Rien de nouveau sous le soleil

Ce sont des règles que nous appliquons nous-mêmes et auxquelles nous ne pouvons que souscrire « , dit Philippe Belpaire, General Manager de Roularta Media.  » En marge de nos ‘Information Services’ – c’est sous ce dénominateur que nous plaçons la publicité native –, nous indiquons clairement que la publicité native ne relève pas de la responsabilité de la régie et nous nommons l’annonceur ou les annonceurs. Le lay-out aussi est différent du reste du magazine ou du site. Bref, nous ne voulons pas que dans l’esprit du lecteur subsiste le moindre doute : il s’agit d’un contenu  totalement dissocié de la rédaction (voir la 1e recommandation, ndlr.). Il est d’ailleurs produit par notre cellule Roularta Custom Media. « . Lorsqu’il s’agit de contenu natif, Roularta Media, Sanoma Advertising et de Persgroep Advertising demandent tous invariablement l’aval du rédacteur en chef (voir la 2e recommandation).  » Chaque action se fait en concertation avec la rédaction « , dit à ce sujet Nora Vanderschrick.

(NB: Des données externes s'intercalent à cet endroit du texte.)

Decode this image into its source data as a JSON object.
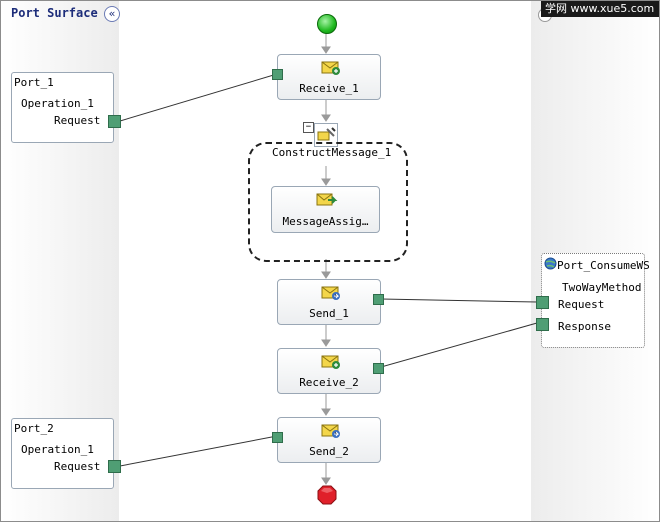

Ces règles, chaque régie interrogée les coule dans une charte propre ou fiche technique (voir la 3e recommandation).  » Nous aussi, nous appliquons ces règles « , dit Nicole Lasseel, qui dirige Sanoma Advertising.  » Nous les rassemblons dans des directives. Pour le print, celles-ci existent déjà depuis plus longtemps ; pour le numérique, elles sont en plein développement.  »

Il est clair que les régies du média magazine n’ont pas attendu les recommandations de l’UBA. Chacune d’elle dispose de directives propres définissant les règles de la publicité native.  » Ça prouve que pour nous ça n’a rien de nouveau et ça démontre une nouvelle fois que la publicité native prospère dans un contexte média magazine « , conclut Philippe Belpaire.